Temas a tratar: o latim e o grego — seu estudo; a língua e a cultura; as origens da língua portuguesa; etimologias; a cultura clássica e a cultura portuguesa

A cultura e as línguas clássicas

Temas a tratar: o latim e o grego — seu estudo; a língua e a cultura; as origens da língua portuguesa; etimologias; a cultura clássica e a cultura portuguesa

Saber Latim - língua de cultura

isa, 27.02.23

"O Latim não é simplesmente um idioma, é uma porta para o conhecimento" — afirma Emílio del Rio, professor de Filologia Latina na Universidade Complutense de Madrid, ao jornal El Correo, de Miranda do Ebro, de 24 de Fevereiro de 2023 (a notícia pode ser lida aqui).

Na verdade, "não é possível falar de cultura sem falar dos clássicos, da cultura greco-latina, a semente e a raiz de todos os saberes. Da filosofia à retórica e ao direito, das artes plásticas à poesia, os autores gregos e romanos são a fonte onde sucessivas gerações vão beber. E nenhum modernismo ou choque, artístico ou tecnológico, pode sequer pensar em pôr de parte esta herança milenar que, sempre, ainda quando abertamente negada e atacada, está na base de qualquer conhecimento, actualizado e renovado em todas as épocas" (I. M. 2008).

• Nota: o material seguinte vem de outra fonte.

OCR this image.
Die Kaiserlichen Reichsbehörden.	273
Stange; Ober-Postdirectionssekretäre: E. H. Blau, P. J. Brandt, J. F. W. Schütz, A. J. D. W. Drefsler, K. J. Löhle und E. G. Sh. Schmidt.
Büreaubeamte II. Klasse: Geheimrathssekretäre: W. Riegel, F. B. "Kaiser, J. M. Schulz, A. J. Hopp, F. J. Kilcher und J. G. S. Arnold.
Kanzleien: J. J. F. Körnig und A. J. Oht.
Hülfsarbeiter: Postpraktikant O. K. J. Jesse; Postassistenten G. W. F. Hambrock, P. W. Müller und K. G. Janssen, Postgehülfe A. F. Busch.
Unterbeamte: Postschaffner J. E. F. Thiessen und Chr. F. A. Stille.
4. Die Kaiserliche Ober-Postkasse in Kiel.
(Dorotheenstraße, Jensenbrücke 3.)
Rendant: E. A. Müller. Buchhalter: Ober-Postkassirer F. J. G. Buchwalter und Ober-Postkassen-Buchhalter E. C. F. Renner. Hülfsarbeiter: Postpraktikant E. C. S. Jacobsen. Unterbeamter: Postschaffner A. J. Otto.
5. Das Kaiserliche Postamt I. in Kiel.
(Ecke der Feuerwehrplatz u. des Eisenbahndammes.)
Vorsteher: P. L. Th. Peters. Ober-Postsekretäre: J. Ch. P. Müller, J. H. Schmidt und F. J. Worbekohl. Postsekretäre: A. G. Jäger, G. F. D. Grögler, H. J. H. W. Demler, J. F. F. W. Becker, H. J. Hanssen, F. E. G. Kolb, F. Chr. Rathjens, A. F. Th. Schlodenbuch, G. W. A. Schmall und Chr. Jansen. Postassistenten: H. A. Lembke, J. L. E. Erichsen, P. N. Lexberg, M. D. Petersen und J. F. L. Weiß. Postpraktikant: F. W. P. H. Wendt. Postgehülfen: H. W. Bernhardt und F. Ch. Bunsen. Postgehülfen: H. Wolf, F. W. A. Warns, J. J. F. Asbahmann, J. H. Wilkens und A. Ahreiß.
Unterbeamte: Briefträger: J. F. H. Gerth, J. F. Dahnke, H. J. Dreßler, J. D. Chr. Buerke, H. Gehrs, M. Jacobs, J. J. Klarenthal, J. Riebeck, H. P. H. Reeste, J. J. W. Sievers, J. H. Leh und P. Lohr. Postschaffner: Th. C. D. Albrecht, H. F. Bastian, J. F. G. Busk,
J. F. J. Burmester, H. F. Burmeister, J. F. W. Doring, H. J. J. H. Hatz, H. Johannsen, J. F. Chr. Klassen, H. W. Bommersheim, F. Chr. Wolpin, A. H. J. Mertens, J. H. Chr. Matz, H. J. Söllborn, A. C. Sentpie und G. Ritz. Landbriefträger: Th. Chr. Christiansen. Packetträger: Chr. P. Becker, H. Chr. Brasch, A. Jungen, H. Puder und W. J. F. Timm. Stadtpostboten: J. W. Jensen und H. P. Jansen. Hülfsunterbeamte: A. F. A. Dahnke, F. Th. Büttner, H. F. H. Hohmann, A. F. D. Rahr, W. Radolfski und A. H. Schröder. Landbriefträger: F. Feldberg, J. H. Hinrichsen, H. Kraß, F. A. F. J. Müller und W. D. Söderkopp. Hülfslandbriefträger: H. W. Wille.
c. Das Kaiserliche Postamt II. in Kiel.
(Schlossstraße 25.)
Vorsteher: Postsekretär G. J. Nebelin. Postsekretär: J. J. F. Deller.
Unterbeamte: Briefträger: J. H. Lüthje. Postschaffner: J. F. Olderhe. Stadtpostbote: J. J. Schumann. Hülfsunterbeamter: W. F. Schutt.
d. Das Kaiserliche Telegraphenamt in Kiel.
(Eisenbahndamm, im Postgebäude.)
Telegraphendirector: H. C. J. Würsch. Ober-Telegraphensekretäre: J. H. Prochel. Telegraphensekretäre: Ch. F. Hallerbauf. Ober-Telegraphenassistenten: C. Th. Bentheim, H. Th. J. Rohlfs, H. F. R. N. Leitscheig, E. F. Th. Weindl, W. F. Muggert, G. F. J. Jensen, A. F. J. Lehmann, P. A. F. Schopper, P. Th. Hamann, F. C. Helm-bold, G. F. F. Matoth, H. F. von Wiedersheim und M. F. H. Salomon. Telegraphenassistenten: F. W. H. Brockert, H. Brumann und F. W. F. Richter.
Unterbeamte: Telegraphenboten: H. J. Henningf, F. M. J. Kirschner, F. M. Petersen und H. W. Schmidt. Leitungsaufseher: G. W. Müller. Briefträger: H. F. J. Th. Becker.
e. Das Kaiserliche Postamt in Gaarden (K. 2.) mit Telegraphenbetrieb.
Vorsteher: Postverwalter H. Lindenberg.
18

E, como diz o professor Emílio del Rio:

"Leer a los autores clásicos es el mejor manual de autoayuda que puedas encontrar, pero de autoayuda real para tu día a día, no un manual de esos para que te crezca el pelo".

Por isso, sigamos o conselho do grande poeta:

Dimidium facti, qui coepit, habet; sapere aude,
incipe
(Horácio, Ep. I, 40)

"O que começou tem já metade do feito; ousa saber,

começa!"

Sabendo que:

  • Nemo potest omnia scire — Varrão, De Re rustica - Ninguém pode saber tudo.mas:
  • Nihil dulcius quam omnia scire — Cícero — nada mais agradável do que saber tudo.
  • Vt sementem feceris, ita metes — Cícero, De Oratore — Conforme fizeres a sementeira, assim colherás.

Neologismos: solastalgia

isa, 03.03.22

O Latim e o Grego estão na base da língua portuguesa, mas também de outras línguas, mesmo as de origem não românica. E, quando é preciso criar palavras novas para designar novas realidades, é ao Grego e ao Latim que qualquer cientista (seja qual for a sua área de investigação) ou filósofo recorre de imediato.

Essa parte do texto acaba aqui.